Another interesting observation among our patients is that we have 2 patients who were followed up for a diagnosis of non-small cell lung cancer and underwent upper lobectomy. These patients are those in whom major lung resection is difficult due to the emphysematous lung. However, especially in patients with emphysema located in the upper lobe, it is a surgical advantage that the tumor is located in the upper lobe. The combination of major lung resection with LVRS provides an opportunity for selected patients with early-stage lung cancer and severe emphysema to undergo cancer resection rather than further reduction in pulmonary function. In these 2 patients, where we performed upper lobectomy (right upper and left upper lobectomy), no respiratory distress was observed in the postoperative period. Choong et al. [22] also recommend concomitant lung resection and LVRS surgery. In a study conducted by Caviezel et al. [23], it was reported that sublobar resections can be safely performed in such patients and it may be an alternative to radiotherapy.
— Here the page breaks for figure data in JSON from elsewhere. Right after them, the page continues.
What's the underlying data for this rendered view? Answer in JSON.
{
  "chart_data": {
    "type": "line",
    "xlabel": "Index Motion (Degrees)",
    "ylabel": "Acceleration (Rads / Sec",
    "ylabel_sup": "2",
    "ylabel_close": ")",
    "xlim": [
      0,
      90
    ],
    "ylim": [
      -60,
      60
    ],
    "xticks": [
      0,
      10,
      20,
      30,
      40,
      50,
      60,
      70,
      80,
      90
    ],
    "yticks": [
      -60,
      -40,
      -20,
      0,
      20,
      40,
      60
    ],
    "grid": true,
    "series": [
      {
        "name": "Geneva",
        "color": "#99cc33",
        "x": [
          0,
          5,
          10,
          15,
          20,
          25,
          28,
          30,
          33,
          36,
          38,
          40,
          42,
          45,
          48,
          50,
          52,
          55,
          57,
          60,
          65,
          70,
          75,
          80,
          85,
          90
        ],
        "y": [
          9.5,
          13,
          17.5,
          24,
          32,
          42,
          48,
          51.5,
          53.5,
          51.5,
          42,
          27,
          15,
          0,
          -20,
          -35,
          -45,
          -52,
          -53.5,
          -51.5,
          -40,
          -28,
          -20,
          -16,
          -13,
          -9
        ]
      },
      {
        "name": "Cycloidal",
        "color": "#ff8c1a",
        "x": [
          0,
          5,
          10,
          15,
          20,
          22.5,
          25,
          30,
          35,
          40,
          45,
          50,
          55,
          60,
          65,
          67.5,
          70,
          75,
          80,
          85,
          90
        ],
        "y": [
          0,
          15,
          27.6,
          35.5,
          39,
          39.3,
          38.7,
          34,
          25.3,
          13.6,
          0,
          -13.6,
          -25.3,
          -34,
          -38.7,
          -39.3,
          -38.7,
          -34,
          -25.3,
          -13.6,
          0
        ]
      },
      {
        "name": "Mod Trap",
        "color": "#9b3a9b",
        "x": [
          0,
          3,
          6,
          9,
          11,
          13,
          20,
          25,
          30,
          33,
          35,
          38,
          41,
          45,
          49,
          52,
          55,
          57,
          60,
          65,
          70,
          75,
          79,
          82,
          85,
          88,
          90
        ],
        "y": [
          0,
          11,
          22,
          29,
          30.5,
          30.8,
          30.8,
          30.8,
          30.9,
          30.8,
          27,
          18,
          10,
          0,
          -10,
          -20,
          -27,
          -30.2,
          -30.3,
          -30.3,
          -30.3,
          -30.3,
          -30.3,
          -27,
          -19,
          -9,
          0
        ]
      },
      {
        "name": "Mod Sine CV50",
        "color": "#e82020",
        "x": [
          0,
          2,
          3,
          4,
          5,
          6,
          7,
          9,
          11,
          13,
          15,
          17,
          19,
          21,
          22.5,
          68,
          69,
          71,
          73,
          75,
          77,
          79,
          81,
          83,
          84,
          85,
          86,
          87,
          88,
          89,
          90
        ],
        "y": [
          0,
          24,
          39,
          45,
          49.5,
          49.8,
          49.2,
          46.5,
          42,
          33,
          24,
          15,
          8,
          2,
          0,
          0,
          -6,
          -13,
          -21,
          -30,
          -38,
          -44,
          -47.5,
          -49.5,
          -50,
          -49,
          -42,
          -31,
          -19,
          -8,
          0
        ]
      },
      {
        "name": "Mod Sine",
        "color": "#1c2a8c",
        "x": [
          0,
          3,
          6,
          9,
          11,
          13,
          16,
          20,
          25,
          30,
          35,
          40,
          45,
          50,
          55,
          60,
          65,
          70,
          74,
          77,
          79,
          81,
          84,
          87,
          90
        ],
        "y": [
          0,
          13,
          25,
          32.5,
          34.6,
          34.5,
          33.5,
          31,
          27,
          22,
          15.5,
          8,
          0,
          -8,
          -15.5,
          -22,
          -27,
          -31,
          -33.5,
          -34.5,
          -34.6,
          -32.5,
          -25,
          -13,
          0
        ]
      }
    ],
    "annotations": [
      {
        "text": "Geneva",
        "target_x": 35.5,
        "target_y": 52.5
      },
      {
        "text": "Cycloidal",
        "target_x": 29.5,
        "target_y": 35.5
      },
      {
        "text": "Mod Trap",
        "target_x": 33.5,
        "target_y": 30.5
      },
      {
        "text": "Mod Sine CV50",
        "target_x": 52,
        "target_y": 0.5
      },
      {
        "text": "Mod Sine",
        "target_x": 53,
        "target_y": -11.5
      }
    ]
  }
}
The most common complication in almost all series after lung volume reduction surgery is air leakage. In our series, 34.6% prolonged air leakage was observed and a re-operation decision was taken in 2 patients. On the other hand, cardiac complications such as arrhythmia, myocardial infarction and pulmonary embolism after LVRS are similar to other thoracic surgery operations [24]. Arrhythmia is the most common cardiac complication after LVRS. In the NETT study, approximately 22% of patients developed postoperative arrhythmia requiring advanced medical treatment [25]. Myocardial infarction and pulmonary embolism rates have been reported as 1% and 0.8%, respectively [26]. In our study, the postoperative atrial fibrillation rate was lower than that in the literature. We attribute this to both the low number of our patients and the good evaluation of the patients in the preoperative period.
The most important goal in emphysema surgery is to provide an acceptable improvement in the FEV1 value of patients after lung volume reduction. In our patients, an improvement of 48.3% was detected in the postoperative 6th month measurements compared to the preoperative FEV1 values. This value was found statistically significant in Student’s t test (p < 0.001). This shows that it is possible to provide a good postoperative result after LVRS with appropriate patient selection. A decrease in lung volume with LVRS may improve quality of life with low postoperative mortality and acceptable morbidity. Another important point in these patients is quality postoperative care and respiratory physiotherapy support.
Conclusions
Lung volume reduction surgery increases the quality of life in patients when performed with VATS or bronchoscopically. Which procedure will benefit the patients should be evaluated well in terms of surgical or bronchoscopic preferences due to their different anatomical patterns and concomitant diseases. Therefore, emphysema therapy should be individualized for each patient and managed by a team of experts. LVRS surgery can be preferred safely in patients with low morbidity and mortality values.